Outra questão levantada por Mariz foi a imagem da advocacia, que segundo ele tem sido maculada e ainda é desconhecia de boa parcela da sociedade. Segundo o advogado, além desse desconhecimento, surge agora com mais força uma ignorância absoluta do papel da advocacia.

"A sagrada origem da advocacia criminal é postular em nome de alguém que não reúne condições para tanto. A sociedade não sabe disso. Não tem ideia, ou a parcela que tem a esquece nestes momentos de quase ruptura, momento em que a cultura punitiva tomou conta especialmente da sociedade brasileira. Uma sociedade que deseja castigo, vingança. Uma expectativa exclusiva pela culpa, pela punição", afirmou.

Em sua opinião, essa cultura punitivista tem colocado a advocacia em péssimos lençóis. "O advogado é considerado um coautor, um colaborador do cliente. Não é mais visto como um porta voz de direitos e garantias", criticou.

Para Mariz de Oliveira essa desmoralização da advocacia começou na ditadura militar e desde então vem numa crescente, atingindo agora o ápice, com a mídia capitaneando, a sociedade aplaudindo e os advogados intimidados. 

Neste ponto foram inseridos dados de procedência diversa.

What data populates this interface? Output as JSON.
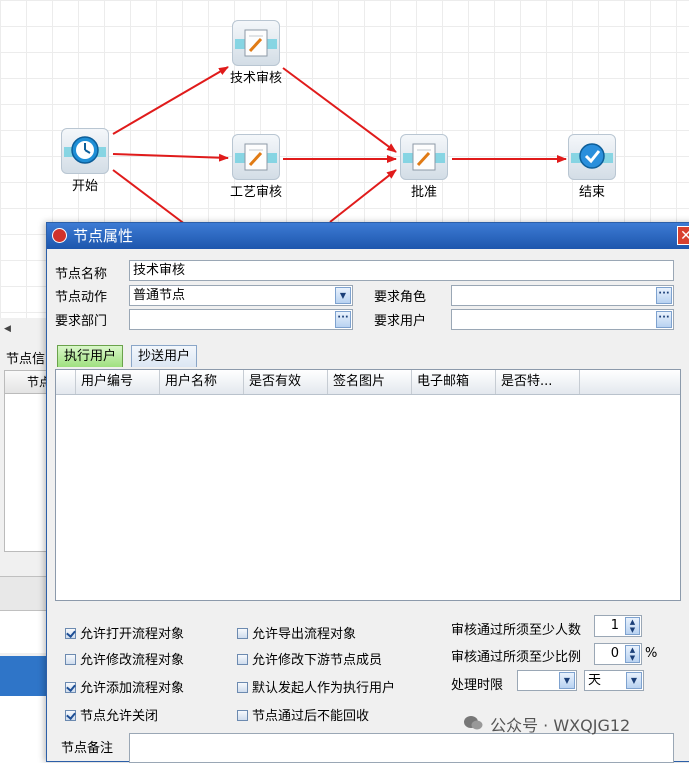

Neste momento de sua exposição, Mariz de Oliveira aproveitou para criticas às entidades de classe, com exceção de algumas como a Aassp, que foi elogiada pelo advogado por lançar a campanha Valorizar o Advogado É de Lei. "A entidade mãe está preocupada com a luta contra a corrupção. Isso todos queremos, antes de advogados somos cidadãos. Mas queremos isso dentro da lei. A Ordem dos Advogados do Brasil está preocupada em fazer coro com a sociedade, em dizer o que ela quer ouvir", criticou.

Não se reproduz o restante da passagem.